As Prime Minister from 1997-2007, Mr Blair presided over a whole host of landmark pieces of equality legislation, including equalising the age of consent, removing Section 28 and banning homophobic and transphobic discrimination in the workplace.

Speaking to Reverend Richard Coles, Mr Blair was asked why equal rights were a policy issue for his government.

He replied: “I grew up with and knew people who were gay and it was perfectly obvious to me: it was something that came to them naturally and therefore if you weren’t treating them equally it was literally just a matter of prejudice because they weren’t going to stop being gay as a result of that – they were just not going to enjoy equality.”
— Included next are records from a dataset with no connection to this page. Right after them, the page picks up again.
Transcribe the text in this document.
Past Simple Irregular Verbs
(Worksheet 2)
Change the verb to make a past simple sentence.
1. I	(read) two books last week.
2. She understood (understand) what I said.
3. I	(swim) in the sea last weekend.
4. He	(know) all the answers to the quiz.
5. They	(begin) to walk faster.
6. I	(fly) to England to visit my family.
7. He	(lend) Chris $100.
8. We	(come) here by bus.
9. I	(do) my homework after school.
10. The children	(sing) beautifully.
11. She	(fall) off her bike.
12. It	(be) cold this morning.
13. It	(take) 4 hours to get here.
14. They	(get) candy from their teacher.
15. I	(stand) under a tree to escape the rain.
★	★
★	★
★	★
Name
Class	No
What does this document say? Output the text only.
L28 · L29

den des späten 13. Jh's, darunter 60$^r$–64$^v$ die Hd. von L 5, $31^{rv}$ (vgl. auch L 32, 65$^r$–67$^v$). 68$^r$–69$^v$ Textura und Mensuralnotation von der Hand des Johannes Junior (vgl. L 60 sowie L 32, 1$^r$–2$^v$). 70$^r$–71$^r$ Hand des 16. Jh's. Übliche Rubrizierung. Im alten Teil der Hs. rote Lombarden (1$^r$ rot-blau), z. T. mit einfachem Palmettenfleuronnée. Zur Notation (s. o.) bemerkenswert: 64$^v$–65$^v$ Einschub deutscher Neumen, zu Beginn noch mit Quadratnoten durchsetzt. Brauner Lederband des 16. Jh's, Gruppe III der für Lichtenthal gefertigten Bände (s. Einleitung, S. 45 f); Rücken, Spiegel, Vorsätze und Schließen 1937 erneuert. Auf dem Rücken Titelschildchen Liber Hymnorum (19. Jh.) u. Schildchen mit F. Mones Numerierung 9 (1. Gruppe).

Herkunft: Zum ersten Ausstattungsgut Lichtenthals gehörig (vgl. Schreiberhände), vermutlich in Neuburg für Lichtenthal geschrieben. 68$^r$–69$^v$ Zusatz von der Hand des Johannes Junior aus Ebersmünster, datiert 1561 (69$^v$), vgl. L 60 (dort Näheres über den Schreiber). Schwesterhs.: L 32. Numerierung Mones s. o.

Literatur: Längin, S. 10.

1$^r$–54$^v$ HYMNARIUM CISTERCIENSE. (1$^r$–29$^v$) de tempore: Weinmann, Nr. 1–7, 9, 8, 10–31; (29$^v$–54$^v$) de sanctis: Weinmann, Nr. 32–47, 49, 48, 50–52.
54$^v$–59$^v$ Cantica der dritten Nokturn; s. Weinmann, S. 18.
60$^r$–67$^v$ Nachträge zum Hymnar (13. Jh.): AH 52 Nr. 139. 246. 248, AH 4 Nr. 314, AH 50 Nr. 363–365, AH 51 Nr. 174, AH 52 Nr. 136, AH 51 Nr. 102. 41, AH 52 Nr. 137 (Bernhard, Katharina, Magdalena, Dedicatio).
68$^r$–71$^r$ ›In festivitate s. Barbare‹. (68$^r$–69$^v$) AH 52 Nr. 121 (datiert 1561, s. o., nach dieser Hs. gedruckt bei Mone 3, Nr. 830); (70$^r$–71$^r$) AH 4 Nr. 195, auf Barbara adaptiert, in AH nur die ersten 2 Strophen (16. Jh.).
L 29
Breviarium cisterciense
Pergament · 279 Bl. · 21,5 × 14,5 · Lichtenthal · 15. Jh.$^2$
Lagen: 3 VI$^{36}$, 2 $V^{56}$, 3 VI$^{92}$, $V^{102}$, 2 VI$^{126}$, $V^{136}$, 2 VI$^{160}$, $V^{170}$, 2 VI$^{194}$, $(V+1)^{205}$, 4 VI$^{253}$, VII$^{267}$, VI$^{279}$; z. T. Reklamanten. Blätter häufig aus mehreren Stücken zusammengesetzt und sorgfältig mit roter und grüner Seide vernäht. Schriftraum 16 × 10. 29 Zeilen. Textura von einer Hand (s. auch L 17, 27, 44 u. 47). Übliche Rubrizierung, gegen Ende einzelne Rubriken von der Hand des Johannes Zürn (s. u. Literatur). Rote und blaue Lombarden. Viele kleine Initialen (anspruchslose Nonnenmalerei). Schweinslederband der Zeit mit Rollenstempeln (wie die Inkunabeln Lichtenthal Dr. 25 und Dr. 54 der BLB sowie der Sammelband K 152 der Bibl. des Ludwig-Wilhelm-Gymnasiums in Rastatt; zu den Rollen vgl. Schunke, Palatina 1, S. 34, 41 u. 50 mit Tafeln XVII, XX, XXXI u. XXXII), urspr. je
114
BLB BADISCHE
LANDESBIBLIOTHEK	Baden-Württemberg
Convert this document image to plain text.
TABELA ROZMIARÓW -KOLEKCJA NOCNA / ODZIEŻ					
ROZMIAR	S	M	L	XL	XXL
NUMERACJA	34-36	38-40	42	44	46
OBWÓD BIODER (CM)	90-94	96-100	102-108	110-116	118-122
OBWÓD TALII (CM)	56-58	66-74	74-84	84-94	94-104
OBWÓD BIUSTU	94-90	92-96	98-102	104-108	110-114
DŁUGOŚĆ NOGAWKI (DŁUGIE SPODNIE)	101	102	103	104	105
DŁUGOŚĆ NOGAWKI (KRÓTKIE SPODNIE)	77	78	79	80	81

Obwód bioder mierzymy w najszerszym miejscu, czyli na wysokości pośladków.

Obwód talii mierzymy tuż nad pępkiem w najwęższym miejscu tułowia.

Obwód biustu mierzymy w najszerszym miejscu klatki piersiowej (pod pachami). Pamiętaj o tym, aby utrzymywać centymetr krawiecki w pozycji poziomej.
Mr Blair continued: “People felt there was going to be an enormous amount of opposition to moving forward on this issue. I felt particularly with my own generation at the time, and younger, that really that opposition was very thin.

“So it was something I believed in, something I felt could be done, and something that I feel should be done.”

Mr Blair praised the current government for taking gay equality “to a further stage”, but also suggested, with the benefit of hindsight, that it’s possible Labour could have been even bolder with its introduction of civil partnerships in 2005.

“I think at the time we worked this out quite carefully in conjunction with the gay community and it seemed like the right thing to do – but I also think it’s right now to take [civil partnerships] to a further stage.

“I don’t know looking back whether it might have been possible to have gone that way [for same-sex marriage] right at the beginning, but at the time it seemed like a very big step – and indeed was.”

The former Labour leader concluded: “I think civil partnerships were really important because it created a whole atmosphere of normality around gay relationships, and it allowed people not just the dignity of making a statement about a particular relationship, but it really knocked down the last walls of prejudice.”